En déplacement aux États-Unis, le ministre belge de la Défense, Theo Francken a confié aux quotidiens De Tijd et L’Echo que le programme comprendra «plusieurs dizaines» de satellites, dont la mise en service progressive devrait aboutir à une pleine capacité opérationnelle d’ici 2030.
À l’heure actuelle, la Belgique s’appuie sur les satellites militaires français pour obtenir des images stratégiques.
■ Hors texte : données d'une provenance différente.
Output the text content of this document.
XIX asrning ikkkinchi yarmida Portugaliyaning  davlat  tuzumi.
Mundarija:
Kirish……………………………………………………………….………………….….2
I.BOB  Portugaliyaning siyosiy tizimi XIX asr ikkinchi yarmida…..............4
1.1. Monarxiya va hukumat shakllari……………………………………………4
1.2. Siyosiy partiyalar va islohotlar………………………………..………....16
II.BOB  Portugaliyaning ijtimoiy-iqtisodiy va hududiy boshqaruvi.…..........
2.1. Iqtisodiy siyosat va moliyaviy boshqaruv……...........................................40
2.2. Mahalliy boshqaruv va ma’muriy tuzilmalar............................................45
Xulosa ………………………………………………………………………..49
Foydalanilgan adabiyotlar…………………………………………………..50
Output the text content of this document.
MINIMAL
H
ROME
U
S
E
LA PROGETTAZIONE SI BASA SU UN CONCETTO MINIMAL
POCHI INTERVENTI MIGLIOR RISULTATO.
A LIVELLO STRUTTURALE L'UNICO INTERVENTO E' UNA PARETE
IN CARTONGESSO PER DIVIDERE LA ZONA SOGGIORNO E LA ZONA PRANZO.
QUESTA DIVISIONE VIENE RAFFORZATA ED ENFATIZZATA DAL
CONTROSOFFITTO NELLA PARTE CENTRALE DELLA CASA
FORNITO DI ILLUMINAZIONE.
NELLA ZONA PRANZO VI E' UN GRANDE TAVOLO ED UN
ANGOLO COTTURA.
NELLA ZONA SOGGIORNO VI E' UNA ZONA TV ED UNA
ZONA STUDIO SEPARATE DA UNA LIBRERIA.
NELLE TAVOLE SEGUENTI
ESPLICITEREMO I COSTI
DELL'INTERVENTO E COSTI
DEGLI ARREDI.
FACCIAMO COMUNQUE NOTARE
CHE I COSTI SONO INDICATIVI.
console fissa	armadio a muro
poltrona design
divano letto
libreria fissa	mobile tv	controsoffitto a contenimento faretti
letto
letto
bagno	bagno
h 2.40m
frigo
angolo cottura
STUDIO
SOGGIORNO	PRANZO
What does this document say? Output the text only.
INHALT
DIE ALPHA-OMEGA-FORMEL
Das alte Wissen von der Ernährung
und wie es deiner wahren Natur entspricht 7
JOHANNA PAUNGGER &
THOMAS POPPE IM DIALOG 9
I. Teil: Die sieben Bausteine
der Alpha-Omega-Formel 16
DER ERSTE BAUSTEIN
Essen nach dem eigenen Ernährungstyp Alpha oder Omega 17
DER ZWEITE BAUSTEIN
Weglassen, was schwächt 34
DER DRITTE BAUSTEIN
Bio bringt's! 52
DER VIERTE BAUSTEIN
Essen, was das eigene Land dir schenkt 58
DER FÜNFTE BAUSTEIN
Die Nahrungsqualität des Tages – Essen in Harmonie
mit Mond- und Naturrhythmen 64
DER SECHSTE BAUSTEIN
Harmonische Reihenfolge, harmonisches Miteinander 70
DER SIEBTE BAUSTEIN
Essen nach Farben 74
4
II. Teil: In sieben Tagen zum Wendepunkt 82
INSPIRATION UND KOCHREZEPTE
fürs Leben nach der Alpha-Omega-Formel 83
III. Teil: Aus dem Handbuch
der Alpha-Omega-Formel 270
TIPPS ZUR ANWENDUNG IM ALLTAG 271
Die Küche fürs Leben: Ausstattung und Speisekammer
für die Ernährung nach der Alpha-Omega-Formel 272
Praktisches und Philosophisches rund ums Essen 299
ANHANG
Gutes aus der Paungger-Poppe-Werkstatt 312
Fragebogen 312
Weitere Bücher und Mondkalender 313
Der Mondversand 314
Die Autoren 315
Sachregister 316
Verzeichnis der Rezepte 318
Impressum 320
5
Selon le ministre Francken, cet accès demeure limité à quelques minutes par jour, une contrainte qui réduit drastiquement les capacités d’observation et de réaction des autorités belges, assurant que la future constellation satellitaire permettra à la Belgique de disposer d’un accès continu aux données d’imagerie satellitaire, améliorant ainsi ses capacités de surveillance et d’analyse.
Le projet sera placé sous la supervision du Centre de sécurité spatiale de l’armée de l’air belge, chargé de coordonner les activités spatiales militaires du pays. Le service de renseignement militaire ADIV participera également au développement et à l’exploitation du système, dans le cadre d’une coopération étroite entre les différentes structures de la Défense.
Theo Francken a précisé que plusieurs entreprises belges pourraient prendre part à l’appel d’offres, notamment Aerospacelab, constructeur wallon spécialisé dans les technologies satellitaires. Cette participation devrait contribuer au développement de l’industrie spatiale nationale et au renforcement des compétences technologiques du pays.
En revanche, les lancements des satellites seront confiés à des opérateurs étrangers, la Belgique ne dispose pas, pour l’instant, de base de lancement spatiale. Des entreprises internationales, telles que SpaceX, figurent parmi les candidats potentiels pour assurer cette phase du programme.
Le ministre a enfin souligné que les données recueillies par la future constellation ne bénéficieront pas uniquement à la Belgique, mais pourront également être mises à disposition de partenaires, renforçant ainsi les capacités de coopération avec des pays amis dans les domaines de la défense, du renseignement et de la sécurité européenne.